An instance with a similar code could be run, say, at Heroku (it would even be for free for the low traffic) with, say, a Flask wrapper:

http://flask-restful.readthedocs.org/en/latest/api.html

If the output format is reproduced, all it would take is changing the reference url.

4 comments

>A basic spellchecker is extremely simple to implement

That reminds me of this article: http://prog21.dadgum.com/29.html "A Spellchecker Used to Be a Major Feat of Software Engineering"

Every time I read a norvig article I can feel myself get a little bit cleverer

Edit: And dumber, until I work through the examples twice

NB Chrome's spell checker has an edit distance of one. I learnt something useful and immediately applicable from norvig - I tell you this guy is great :-)

It is simple in case of English. For highly inflectional languages [1] it is quite challenging.

[1] http://en.wikipedia.org/wiki/Inflection

You have not even glanced at the referred article, have you? It is not conceptually harder, pretty much the same thing.

I played with some similar tasks for my native Russian. You can just add up a layer of hash tables/dictionaries to link to the original word. There are inflections in English too (and it is even harder for spelling purposes as the difference is often by one character) so it is conceptually similar.

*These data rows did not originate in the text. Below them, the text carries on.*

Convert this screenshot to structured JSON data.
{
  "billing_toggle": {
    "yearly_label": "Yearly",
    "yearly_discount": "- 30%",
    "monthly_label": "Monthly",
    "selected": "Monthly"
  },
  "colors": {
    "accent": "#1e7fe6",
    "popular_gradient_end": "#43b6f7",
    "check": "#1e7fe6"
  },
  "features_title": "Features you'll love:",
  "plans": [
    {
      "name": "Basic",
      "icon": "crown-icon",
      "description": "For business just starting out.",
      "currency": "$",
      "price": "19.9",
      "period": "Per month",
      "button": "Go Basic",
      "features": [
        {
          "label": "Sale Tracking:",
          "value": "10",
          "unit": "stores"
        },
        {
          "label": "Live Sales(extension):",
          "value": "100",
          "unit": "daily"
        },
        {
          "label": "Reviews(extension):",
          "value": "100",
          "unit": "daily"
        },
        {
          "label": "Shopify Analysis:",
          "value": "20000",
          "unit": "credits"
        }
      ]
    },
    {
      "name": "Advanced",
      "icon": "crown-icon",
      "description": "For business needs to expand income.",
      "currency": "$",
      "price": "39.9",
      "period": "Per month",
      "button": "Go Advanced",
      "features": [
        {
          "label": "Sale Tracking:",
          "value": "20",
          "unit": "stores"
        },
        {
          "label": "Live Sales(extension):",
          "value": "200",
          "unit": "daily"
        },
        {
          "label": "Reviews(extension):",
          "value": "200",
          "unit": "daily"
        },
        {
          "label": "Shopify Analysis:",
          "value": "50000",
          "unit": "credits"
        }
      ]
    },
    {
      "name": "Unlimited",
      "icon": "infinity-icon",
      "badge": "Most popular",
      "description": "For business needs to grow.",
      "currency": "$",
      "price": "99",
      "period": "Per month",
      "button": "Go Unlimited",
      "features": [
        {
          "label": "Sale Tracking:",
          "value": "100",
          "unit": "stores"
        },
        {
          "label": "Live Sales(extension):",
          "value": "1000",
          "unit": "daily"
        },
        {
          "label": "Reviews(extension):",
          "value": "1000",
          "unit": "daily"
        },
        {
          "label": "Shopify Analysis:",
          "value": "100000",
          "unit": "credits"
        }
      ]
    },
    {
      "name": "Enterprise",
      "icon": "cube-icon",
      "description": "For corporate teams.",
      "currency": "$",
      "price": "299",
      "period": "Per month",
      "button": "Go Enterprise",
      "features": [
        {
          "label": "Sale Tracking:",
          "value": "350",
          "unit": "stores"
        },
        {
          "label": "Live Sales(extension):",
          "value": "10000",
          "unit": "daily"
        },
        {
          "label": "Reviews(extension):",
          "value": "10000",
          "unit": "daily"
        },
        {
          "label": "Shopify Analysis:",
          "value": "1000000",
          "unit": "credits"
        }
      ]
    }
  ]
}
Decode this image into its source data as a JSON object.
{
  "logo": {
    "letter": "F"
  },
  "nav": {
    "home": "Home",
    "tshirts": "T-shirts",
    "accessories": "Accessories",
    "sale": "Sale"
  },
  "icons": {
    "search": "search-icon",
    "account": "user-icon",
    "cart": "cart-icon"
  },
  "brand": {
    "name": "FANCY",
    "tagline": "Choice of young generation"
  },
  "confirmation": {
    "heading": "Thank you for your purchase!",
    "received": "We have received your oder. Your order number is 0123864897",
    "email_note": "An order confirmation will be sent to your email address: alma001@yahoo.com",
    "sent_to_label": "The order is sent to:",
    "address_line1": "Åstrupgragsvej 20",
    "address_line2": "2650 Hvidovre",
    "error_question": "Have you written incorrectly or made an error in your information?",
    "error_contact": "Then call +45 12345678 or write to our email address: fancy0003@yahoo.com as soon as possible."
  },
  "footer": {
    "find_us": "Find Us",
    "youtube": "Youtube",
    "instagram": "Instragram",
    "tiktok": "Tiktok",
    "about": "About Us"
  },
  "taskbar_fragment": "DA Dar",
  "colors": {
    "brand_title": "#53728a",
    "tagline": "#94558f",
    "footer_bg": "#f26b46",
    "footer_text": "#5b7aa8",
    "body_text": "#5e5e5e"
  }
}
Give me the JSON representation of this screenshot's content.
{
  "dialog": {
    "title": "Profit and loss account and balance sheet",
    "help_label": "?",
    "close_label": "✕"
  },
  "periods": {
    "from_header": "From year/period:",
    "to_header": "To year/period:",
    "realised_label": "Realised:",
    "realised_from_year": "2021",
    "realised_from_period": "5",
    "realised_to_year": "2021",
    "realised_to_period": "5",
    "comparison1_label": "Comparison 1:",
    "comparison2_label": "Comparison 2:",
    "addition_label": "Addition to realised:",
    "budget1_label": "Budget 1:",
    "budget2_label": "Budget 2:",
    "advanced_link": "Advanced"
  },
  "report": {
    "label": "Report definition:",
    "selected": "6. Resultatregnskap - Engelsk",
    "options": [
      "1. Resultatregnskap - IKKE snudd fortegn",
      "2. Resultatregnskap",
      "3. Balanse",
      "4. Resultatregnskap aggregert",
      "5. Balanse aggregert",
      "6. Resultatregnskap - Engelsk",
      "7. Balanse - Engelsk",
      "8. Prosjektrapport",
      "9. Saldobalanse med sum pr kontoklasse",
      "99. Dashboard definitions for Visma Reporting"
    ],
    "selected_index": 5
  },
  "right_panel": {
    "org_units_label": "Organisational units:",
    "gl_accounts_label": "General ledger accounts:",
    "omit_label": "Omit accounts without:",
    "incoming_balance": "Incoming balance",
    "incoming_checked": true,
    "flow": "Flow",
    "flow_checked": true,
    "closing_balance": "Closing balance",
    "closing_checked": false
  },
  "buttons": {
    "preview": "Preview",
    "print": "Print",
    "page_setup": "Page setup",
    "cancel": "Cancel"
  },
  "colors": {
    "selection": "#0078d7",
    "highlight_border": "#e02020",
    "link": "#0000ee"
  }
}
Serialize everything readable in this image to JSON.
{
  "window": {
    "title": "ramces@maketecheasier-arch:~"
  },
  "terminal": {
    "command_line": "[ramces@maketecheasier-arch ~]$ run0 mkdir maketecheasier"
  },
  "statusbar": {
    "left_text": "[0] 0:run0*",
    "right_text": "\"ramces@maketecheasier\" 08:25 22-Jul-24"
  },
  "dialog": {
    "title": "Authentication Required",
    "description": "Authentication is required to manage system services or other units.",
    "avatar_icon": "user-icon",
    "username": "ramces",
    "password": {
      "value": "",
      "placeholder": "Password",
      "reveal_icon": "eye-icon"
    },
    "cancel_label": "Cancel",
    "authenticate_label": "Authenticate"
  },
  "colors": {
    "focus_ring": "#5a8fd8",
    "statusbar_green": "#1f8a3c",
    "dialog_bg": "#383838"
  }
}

On the other hand, compounding languages (http://en.wikipedia.org/wiki/Compound_(linguistics)) such as Dutch and German are somewhat harder. Words of over 20 characters are fairly common in Dutch and German (hence, it is not surprising that Wikipedia's lemma on word length is only available in those languages (http://nl.wikipedia.org/wiki/Woordlengte))

If you meet a word that looks no way like anything you have seen before you must try and check whether you can construct it (or something similar to it) from constituent parts that each are in your dictionary. That can be difficult, because you must also know how compound words can be constructed. For example, a preposition can be a part, but (typically?) not at the end of a word, you (typically?) have at most one verb, adjectives (typically?) show up at the start only, etc. (the 'typically?' disclaimers show my ignorance)

A decent spelling checker needs to handle this, as it should signal missing spaces between words. For example, "blackeyed", "eyewhite", "blackkeyed", "grayblack" and "blackgray" are acceptable, but "eyedblack" is not.

I found the spell-checking in VIM to be quite awesome as well. I'm not sure the algo behind it, but it seems to give good results even when I totally butcher a word.
IIRC vim has been using/able to use the openoffice spell stuff, in turn based on hunspell which has extremely wide usage (OOo, OSX, Chrome, Opera, Eclipse, Mozilla etc)
Uh, not based on, OOo and LO uses hunspell.
Good idea if someone has a large amount of WP installs (for clients, etc)..